Ghost is the go-to platform for independent publishing. Setting up a blog is straightforward, whether on your own hardware (like this site), using a prebuilt image on Digital Ocean, or hosting it on Ghost's own SaaS. However, many open-source projects that branch into a SaaS model to generate revenue often experience a gradual shift away from prioritizing self-hosting.

Ghost is a powerful app for professional publishers to create, share, and grow a business around their content. It comes with modern tools to build a website, publish content, send newsletters & offer paid subscriptions to members.
- ghost.org

Ghost's reliance on email is a large issue for self-hosting. Newsletters may be trending, but email integration poses difficulties for those who self-host, with no work arounds. Sure mailgun is integrated and cheap for now, but an open platform shouldn't rely so heavily on a closed system. Several features are hampered or non-functional without email integration. A notable example is the new recommendations feature. Despite being able to add recommendations in the admin dashboard, the button to display them on the site is doesn't work without email integrated. The button to view them has shows no user-facing errors or log entries to diagnose the issue, without the smtp configured it just does nothing.

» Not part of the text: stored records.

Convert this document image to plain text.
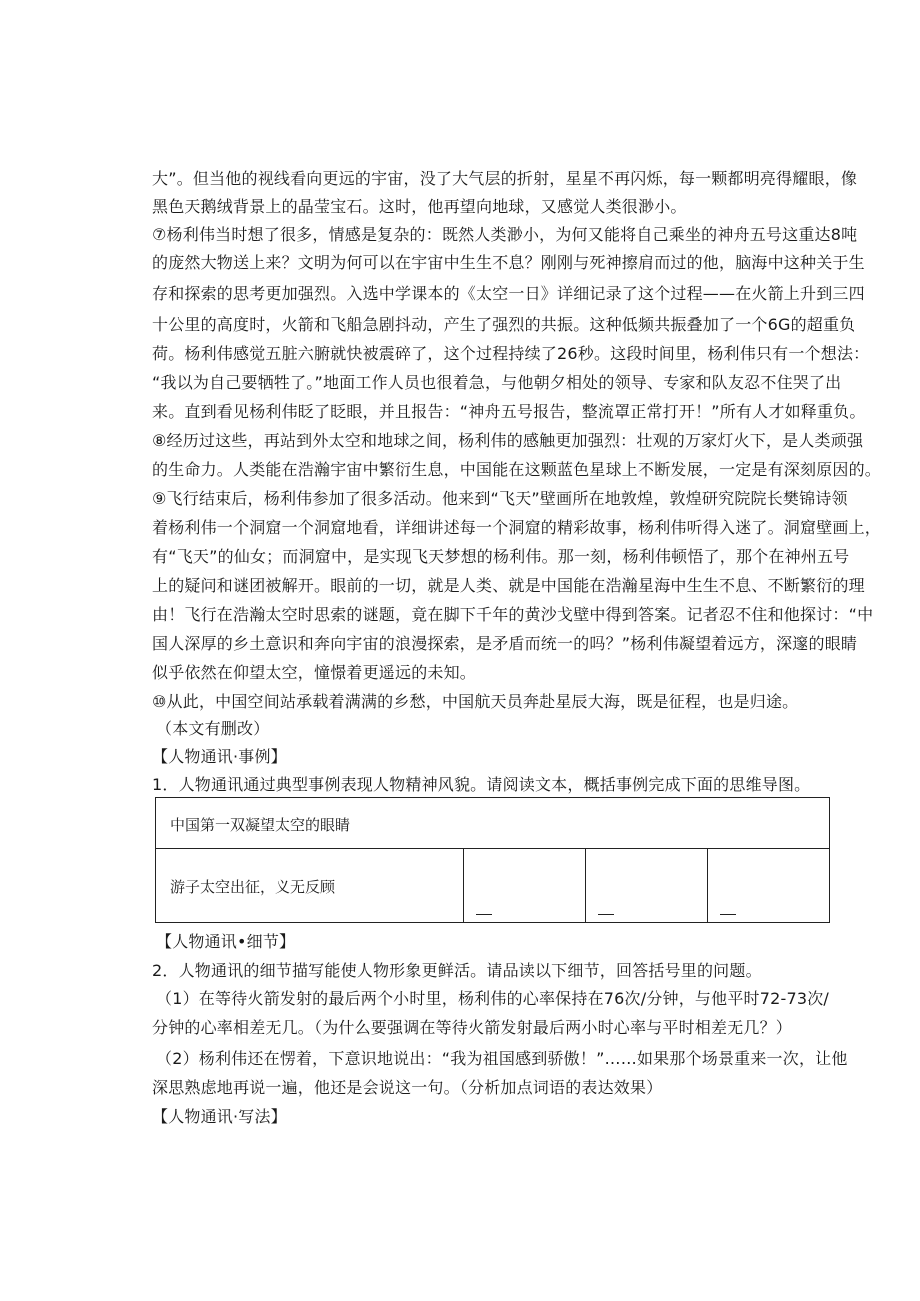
大”。但当他的视线看向更远的宇宙，没了大气层的折射，星星不再闪烁，每一颗都明亮得耀眼，像
黑色天鹅绒背景上的晶莹宝石。这时，他再望向地球，又感觉人类很渺小。
⑦杨利伟当时想了很多，情感是复杂的：既然人类渺小，为何又能将自己乘坐的神舟五号这重达8吨
的庞然大物送上来？文明为何可以在宇宙中生生不息？刚刚与死神擦肩而过的他，脑海中这种关于生
存和探索的思考更加强烈。入选中学课本的《太空一日》详细记录了这个过程——在火箭上升到三四
十公里的高度时，火箭和飞船急剧抖动，产生了强烈的共振。这种低频共振叠加了一个6G的超重负
荷。杨利伟感觉五脏六腑就快被震碎了，这个过程持续了26秒。这段时间里，杨利伟只有一个想法：
“我以为自己要牺牲了。”地面工作人员也很着急，与他朝夕相处的领导、专家和队友忍不住哭了出
来。直到看见杨利伟眨了眨眼，并且报告：“神舟五号报告，整流罩正常打开！”所有人才如释重负。
⑧经历过这些，再站到外太空和地球之间，杨利伟的感触更加强烈：壮观的万家灯火下，是人类顽强
的生命力。人类能在浩瀚宇宙中繁衍生息，中国能在这颗蓝色星球上不断发展，一定是有深刻原因的。
⑨飞行结束后，杨利伟参加了很多活动。他来到“飞天”壁画所在地敦煌，敦煌研究院院长樊锦诗领
着杨利伟一个洞窟一个洞窟地看，详细讲述每一个洞窟的精彩故事，杨利伟听得入迷了。洞窟壁画上，
有“飞天”的仙女；而洞窟中，是实现飞天梦想的杨利伟。那一刻，杨利伟顿悟了，那个在神州五号
上的疑问和谜团被解开。眼前的一切，就是人类、就是中国能在浩瀚星海中生生不息、不断繁衍的理
由！飞行在浩瀚太空时思索的谜题，竟在脚下千年的黄沙戈壁中得到答案。记者忍不住和他探讨：“中
国人深厚的乡土意识和奔向宇宙的浪漫探索，是矛盾而统一的吗？”杨利伟凝望着远方，深邃的眼睛
似乎依然在仰望太空，憧憬着更遥远的未知。
⑩从此，中国空间站承载着满满的乡愁，中国航天员奔赴星辰大海，既是征程，也是归途。
（本文有删改）
【人物通讯·事例】
1．人物通讯通过典型事例表现人物精神风貌。请阅读文本，概括事例完成下面的思维导图。
中国第一双凝望太空的眼睛
游子太空出征，义无反顾
【人物通讯•细节】
2．人物通讯的细节描写能使人物形象更鲜活。请品读以下细节，回答括号里的问题。
（1）在等待火箭发射的最后两个小时里，杨利伟的心率保持在76次/分钟，与他平时72-73次/
分钟的心率相差无几。（为什么要强调在等待火箭发射最后两小时心率与平时相差无几？）
（2）杨利伟还在愣着，下意识地说出：“我为祖国感到骄傲！”……如果那个场景重来一次，让他
深思熟虑地再说一遍，他还是会说这一句。（分析加点词语的表达效果）
【人物通讯·写法】
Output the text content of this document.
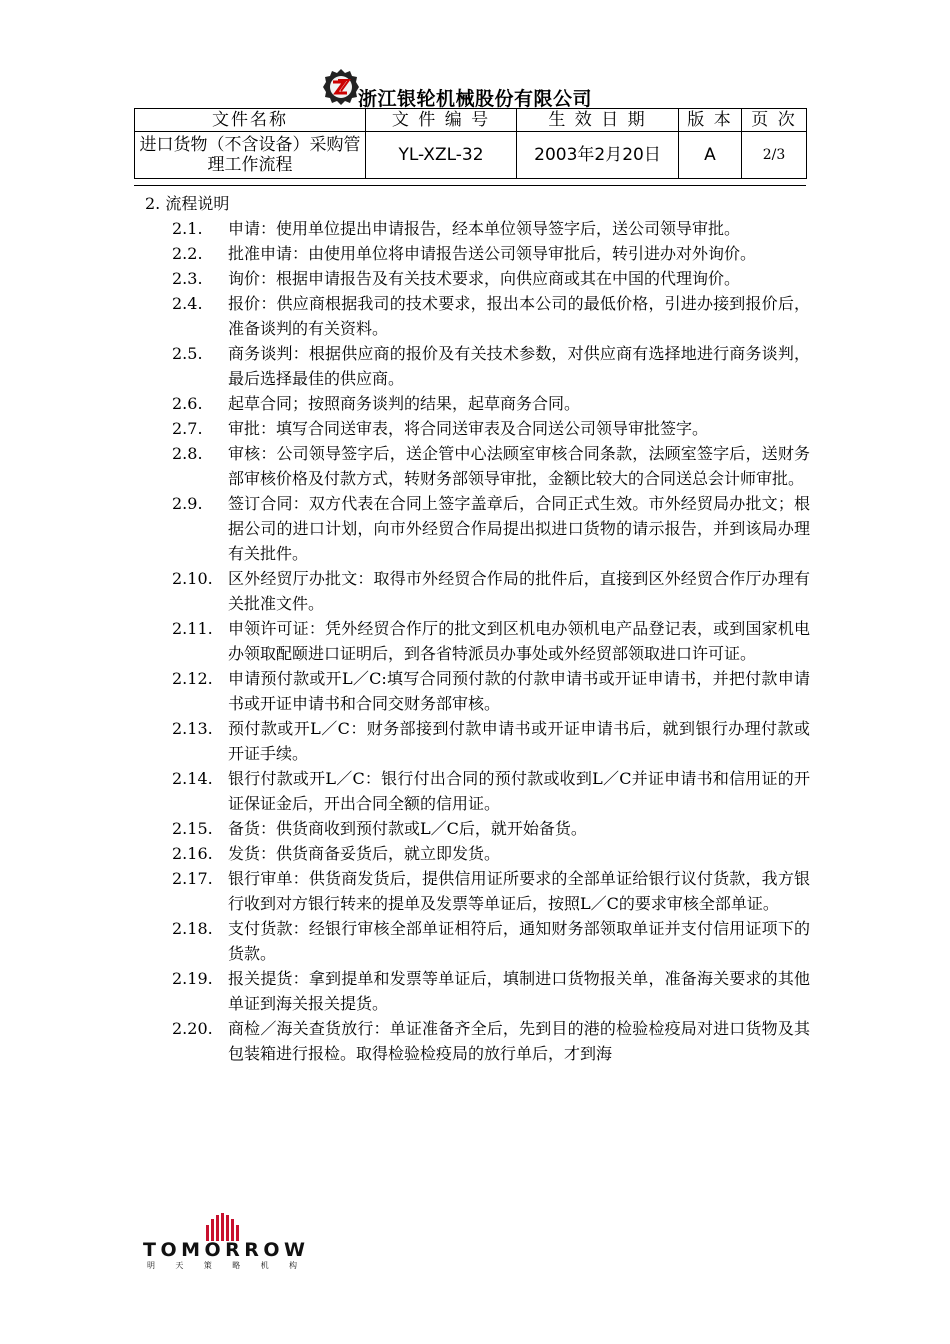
浙江银轮机械股份有限公司
文件名称	文 件 编 号	生 效 日 期	版 本	页 次
进口货物（不含设备）采购管理工作流程	YL-XZL-32	2003年2月20日	A	2/3
2. 流程说明
2.1.	申请：使用单位提出申请报告，经本单位领导签字后，送公司领导审批。
2.2.	批准申请：由使用单位将申请报告送公司领导审批后，转引进办对外询价。
2.3.	询价：根据申请报告及有关技术要求，向供应商或其在中国的代理询价。
2.4.	报价：供应商根据我司的技术要求，报出本公司的最低价格，引进办接到报价后，准备谈判的有关资料。
2.5.	商务谈判：根据供应商的报价及有关技术参数，对供应商有选择地进行商务谈判，最后选择最佳的供应商。
2.6.	起草合同；按照商务谈判的结果，起草商务合同。
2.7.	审批：填写合同送审表，将合同送审表及合同送公司领导审批签字。
2.8.	审核：公司领导签字后，送企管中心法顾室审核合同条款，法顾室签字后，送财务部审核价格及付款方式，转财务部领导审批，金额比较大的合同送总会计师审批。
2.9.	签订合同：双方代表在合同上签字盖章后，合同正式生效。市外经贸局办批文；根据公司的进口计划，向市外经贸合作局提出拟进口货物的请示报告，并到该局办理有关批件。
2.10. 区外经贸厅办批文：取得市外经贸合作局的批件后，直接到区外经贸合作厅办理有关批准文件。
2.11. 申领许可证：凭外经贸合作厅的批文到区机电办领机电产品登记表，或到国家机电办领取配颐进口证明后，到各省特派员办事处或外经贸部领取进口许可证。
2.12. 申请预付款或开L／C:填写合同预付款的付款申请书或开证申请书，并把付款申请书或开证申请书和合同交财务部审核。
2.13. 预付款或开L／C：财务部接到付款申请书或开证申请书后，就到银行办理付款或开证手续。
2.14. 银行付款或开L／C：银行付出合同的预付款或收到L／C并证申请书和信用证的开证保证金后，开出合同全额的信用证。
2.15. 备货：供货商收到预付款或L／C后，就开始备货。
2.16. 发货：供货商备妥货后，就立即发货。
2.17. 银行审单：供货商发货后，提供信用证所要求的全部单证给银行议付货款，我方银行收到对方银行转来的提单及发票等单证后，按照L／C的要求审核全部单证。
2.18. 支付货款：经银行审核全部单证相符后，通知财务部领取单证并支付信用证项下的货款。
2.19. 报关提货：拿到提单和发票等单证后，填制进口货物报关单，准备海关要求的其他单证到海关报关提货。
2.20. 商检／海关查货放行：单证准备齐全后，先到目的港的检验检疫局对进口货物及其包装箱进行报检。取得检验检疫局的放行单后，才到海
TOMORROW
明 天 策 略 机 构
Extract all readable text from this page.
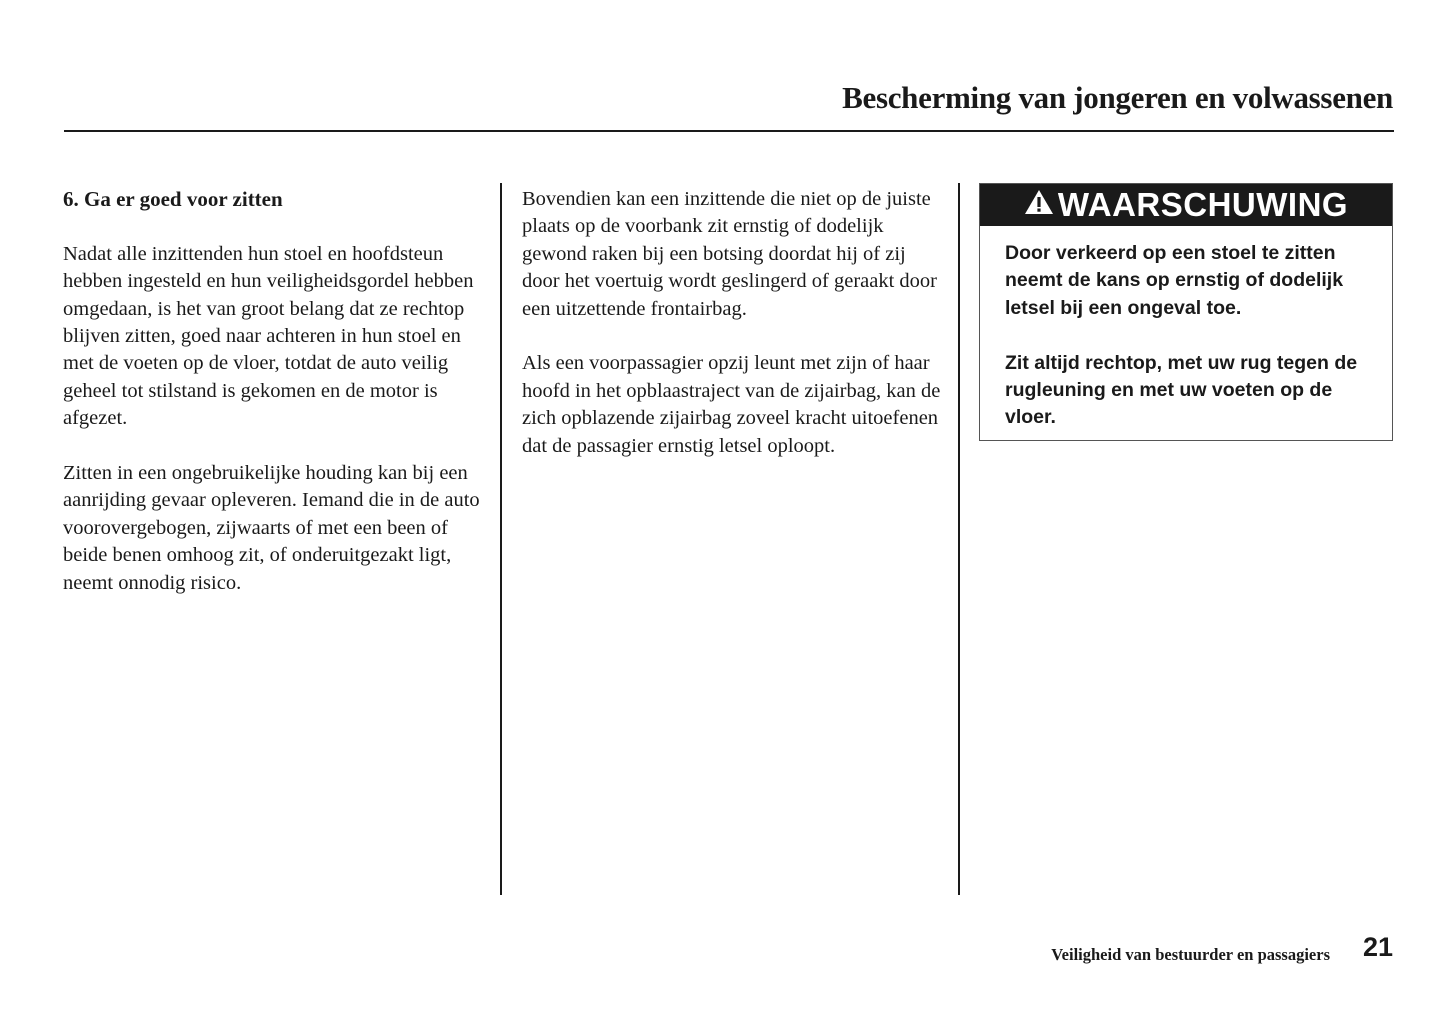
Bescherming van jongeren en volwassenen

6. Ga er goed voor zitten

Nadat alle inzittenden hun stoel en hoofdsteun hebben ingesteld en hun veiligheidsgordel hebben omgedaan, is het van groot belang dat ze rechtop blijven zitten, goed naar achteren in hun stoel en met de voeten op de vloer, totdat de auto veilig geheel tot stilstand is gekomen en de motor is afgezet.

Zitten in een ongebruikelijke houding kan bij een aanrijding gevaar opleveren. Iemand die in de auto voorovergebogen, zijwaarts of met een been of beide benen omhoog zit, of onderuitgezakt ligt, neemt onnodig risico.

Bovendien kan een inzittende die niet op de juiste plaats op de voorbank zit ernstig of dodelijk gewond raken bij een botsing doordat hij of zij door het voertuig wordt geslingerd of geraakt door een uitzettende frontairbag.

Als een voorpassagier opzij leunt met zijn of haar hoofd in het opblaastraject van de zijairbag, kan de zich opblazende zijairbag zoveel kracht uitoefenen dat de passagier ernstig letsel oploopt.

WAARSCHUWING

Door verkeerd op een stoel te zitten neemt de kans op ernstig of dodelijk letsel bij een ongeval toe.

Zit altijd rechtop, met uw rug tegen de rugleuning en met uw voeten op de vloer.

Veiligheid van bestuurder en passagiers 21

Having used Ghost since 2018, I can affirm it's one of the best options available and I appreciate their commitment to an open web. This issue may not be intentional, but it underscores the risks of depending on a project that also has a lucrative SaaS component. Email integration is convenient for Ghost to provide at scale, so the needs of self-hosters who don't use email might not be a priority.

Email Setup

Setting up email was far from straighforward. I host this blog with docker compose on a server that is hiding behind a cloudflare proxy. Cloudflare is something I want to get away from, but dns and ssl scare me.

Here is the relevant part of the docker-compose.yml for setting up SMTP. Bulk delivery is setup in the ghost admin dashboard but that is super straighforward.

mail__transport: SMTP
mail__options__host: smtp.mailgun.org
mail__options__port: 587   
mail__options__secureConnection: false
mail__options__auth__user: [email protected]
mail__options__auth__pass: a_super_duper_strong_password

Now you might notice that I use mail.notes for the subdomain instead of just notes like the websites URL. This is because the Cloudflare proxy blocks SMTP but not bulk sending. This means that sending a newletter worked, but sending singular emails, like magic login links, didn't work. Again Ghost didn't really give me any tools to help me diagnose this. Add email to the list of things that scare me. So to get around this I created a new (sub?)subdomain that doesn't have the proxy enabled.

I don't claim that this is the correct resolution, but if you are hitting the same issues I did then maybe this will help.